My next mobile app, “Backyard Brat”, is in development for a January release. As much as I love building air traffic control games, it’s important that I continually experiment with new game ideas. And despite the app store already being chock-full of silly games, I plan to submit some of mine anyway. However, I am most certainly not planning to ever stop making air traffic control games.
Backyard Brat is an experiment. It is the first of what will hopefully be a series of fun flying games. If the experiment goes well, you will definitely see more. The concept stems from an older idea I’d wanted to develop, which was an actual flight simulation. I’ve been playing with flight simulators such as Microsoft Flight Simulator and XPlane for years, but I’ve been thinking about everything that is wrong with them. And here it is: computer flight simulation is boring. And after 25 years of creating flight simulations, Microsoft has figured this out. That’s why they have changed their name Flight Simulator to, simply, Flight. Oh, and they have tossed in some challenges and missions for us. The problem is, these challenges and missions lack fun. Find the daily aerocache? What the heck is an aerocache? I can’t find the definition online anywhere.
It’s really hard for beginners to fly these things, too. I think most people just want to be entertained by their games, not dazzled by how real they seem. I am a seasoned real-world pilot and I have a heck of a time landing Microsoft’s RV6 aircraft at Hana Airport in Maui. It is very dependent on how good your joystick is, and what kind of video card you have under the hood. If you have a laptop like I do, attempting a landing is a truly brutal experience. Why even make a game like this? We should all give up trying to make a computer feel like a real airplane. It’s never going to happen. Concentrate on the experience itself.
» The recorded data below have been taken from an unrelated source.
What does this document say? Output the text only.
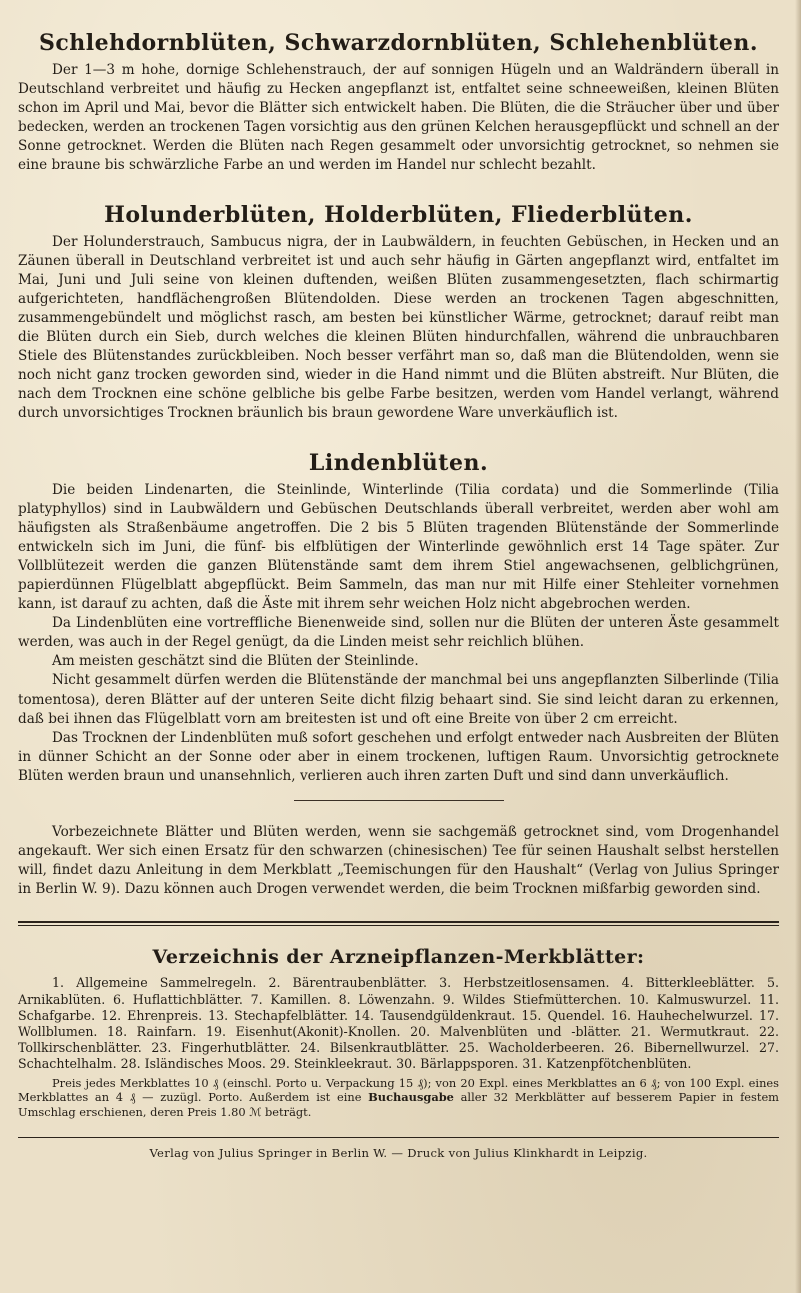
Schlehdornblüten, Schwarzdornblüten, Schlehenblüten.

Der 1—3 m hohe, dornige Schlehenstrauch, der auf sonnigen Hügeln und an Waldrändern überall in Deutschland verbreitet und häufig zu Hecken angepflanzt ist, entfaltet seine schneeweißen, kleinen Blüten schon im April und Mai, bevor die Blätter sich entwickelt haben. Die Blüten, die die Sträucher über und über bedecken, werden an trockenen Tagen vorsichtig aus den grünen Kelchen herausgepflückt und schnell an der Sonne getrocknet. Werden die Blüten nach Regen gesammelt oder unvorsichtig getrocknet, so nehmen sie eine braune bis schwärzliche Farbe an und werden im Handel nur schlecht bezahlt.

Holunderblüten, Holderblüten, Fliederblüten.

Der Holunderstrauch, Sambucus nigra, der in Laubwäldern, in feuchten Gebüschen, in Hecken und an Zäunen überall in Deutschland verbreitet ist und auch sehr häufig in Gärten angepflanzt wird, entfaltet im Mai, Juni und Juli seine von kleinen duftenden, weißen Blüten zusammengesetzten, flach schirmartig aufgerichteten, handflächengroßen Blütendolden. Diese werden an trockenen Tagen abgeschnitten, zusammengebündelt und möglichst rasch, am besten bei künstlicher Wärme, getrocknet; darauf reibt man die Blüten durch ein Sieb, durch welches die kleinen Blüten hindurchfallen, während die unbrauchbaren Stiele des Blütenstandes zurückbleiben. Noch besser verfährt man so, daß man die Blütendolden, wenn sie noch nicht ganz trocken geworden sind, wieder in die Hand nimmt und die Blüten abstreift. Nur Blüten, die nach dem Trocknen eine schöne gelbliche bis gelbe Farbe besitzen, werden vom Handel verlangt, während durch unvorsichtiges Trocknen bräunlich bis braun gewordene Ware unverkäuflich ist.

Lindenblüten.

Die beiden Lindenarten, die Steinlinde, Winterlinde (Tilia cordata) und die Sommerlinde (Tilia platyphyllos) sind in Laubwäldern und Gebüschen Deutschlands überall verbreitet, werden aber wohl am häufigsten als Straßenbäume angetroffen. Die 2 bis 5 Blüten tragenden Blütenstände der Sommerlinde entwickeln sich im Juni, die fünf- bis elfblütigen der Winterlinde gewöhnlich erst 14 Tage später. Zur Vollblütezeit werden die ganzen Blütenstände samt dem ihrem Stiel angewachsenen, gelblichgrünen, papierdünnen Flügelblatt abgepflückt. Beim Sammeln, das man nur mit Hilfe einer Stehleiter vornehmen kann, ist darauf zu achten, daß die Äste mit ihrem sehr weichen Holz nicht abgebrochen werden.

Da Lindenblüten eine vortreffliche Bienenweide sind, sollen nur die Blüten der unteren Äste gesammelt werden, was auch in der Regel genügt, da die Linden meist sehr reichlich blühen.

Am meisten geschätzt sind die Blüten der Steinlinde.

Nicht gesammelt dürfen werden die Blütenstände der manchmal bei uns angepflanzten Silberlinde (Tilia tomentosa), deren Blätter auf der unteren Seite dicht filzig behaart sind. Sie sind leicht daran zu erkennen, daß bei ihnen das Flügelblatt vorn am breitesten ist und oft eine Breite von über 2 cm erreicht.

Das Trocknen der Lindenblüten muß sofort geschehen und erfolgt entweder nach Ausbreiten der Blüten in dünner Schicht an der Sonne oder aber in einem trockenen, luftigen Raum. Unvorsichtig getrocknete Blüten werden braun und unansehnlich, verlieren auch ihren zarten Duft und sind dann unverkäuflich.

Vorbezeichnete Blätter und Blüten werden, wenn sie sachgemäß getrocknet sind, vom Drogenhandel angekauft. Wer sich einen Ersatz für den schwarzen (chinesischen) Tee für seinen Haushalt selbst herstellen will, findet dazu Anleitung in dem Merkblatt „Teemischungen für den Haushalt“ (Verlag von Julius Springer in Berlin W. 9). Dazu können auch Drogen verwendet werden, die beim Trocknen mißfarbig geworden sind.

Verzeichnis der Arzneipflanzen-Merkblätter:

1. Allgemeine Sammelregeln. 2. Bärentraubenblätter. 3. Herbstzeitlosensamen. 4. Bitterkleeblätter. 5. Arnikablüten. 6. Huflattichblätter. 7. Kamillen. 8. Löwenzahn. 9. Wildes Stiefmütterchen. 10. Kalmuswurzel. 11. Schafgarbe. 12. Ehrenpreis. 13. Stechapfelblätter. 14. Tausendgüldenkraut. 15. Quendel. 16. Hauhechelwurzel. 17. Wollblumen. 18. Rainfarn. 19. Eisenhut(Akonit)-Knollen. 20. Malvenblüten und -blätter. 21. Wermutkraut. 22. Tollkirschenblätter. 23. Fingerhutblätter. 24. Bilsenkrautblätter. 25. Wacholderbeeren. 26. Bibernellwurzel. 27. Schachtelhalm. 28. Isländisches Moos. 29. Steinkleekraut. 30. Bärlappsporen. 31. Katzenpfötchenblüten.

Preis jedes Merkblattes 10 ₰ (einschl. Porto u. Verpackung 15 ₰); von 20 Expl. eines Merkblattes an 6 ₰; von 100 Expl. eines Merkblattes an 4 ₰ — zuzügl. Porto. Außerdem ist eine Buchausgabe aller 32 Merkblätter auf besserem Papier in festem Umschlag erschienen, deren Preis 1.80 ℳ beträgt.

Verlag von Julius Springer in Berlin W. — Druck von Julius Klinkhardt in Leipzig.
Leave control realism out of it. Even my real-world pilot friends don’t give a duck about control realism in their computer simulations.
What users want is entertainment. These companies should make flight handling a no-brainer, but intensify the challenges. Why make a game about how one must attempt to land on a very small runway? That’s dull. Make a game about how one must land on a small dirt field, in an aircraft that’s loaded with illegal cargo, while being chased by a pair of Military Black Hawks. I’d pay money for that. When you add a little story to the flight experience, it becomes a fun game.
Most flight simulators lack story. There is no fun in these games. And fun must be baked in, not bolted on afterwards. Simulators are difficult for most people to play, so the market is small. Plus, they require a great deal of time and money to make, due to the requirement for 3D rendering.
I envision the ultimate flight simulation as having a little ‘Grand Theft Auto’ to it. It needs attitude. It needs story. You don’t just fly your helicopter through the friendly skies. No. You bust your friend out of prison with it. You fly an illegal midnight cross-border cargo run. You rescue helpless children from the apocalypse. I have fifty more of these ideas that I’m dying to create for you.
So we must first make our craft a helicopter, not a traditional aircraft. Flying a traditional aircraft on a computer is boring. You takeoff, then float around aimlessly, without any further ground interaction. Helicopters, on the other hand, can land on anything. They can land anywhere. A chopper opens up the possibilities for fun.
I want to make an easy-to-fly machine, with the wildest challenges you can imagine. I’m totally giving up on the thought of 3D rendered graphics, and will make mine a classic side-scroller. Development is faster, and game play is easier. Backyard Brat is a simple side-scroller helicopter game that’s innocent fun, for everyone. Hopefully it will find it’s market, and I can further develop these ideas.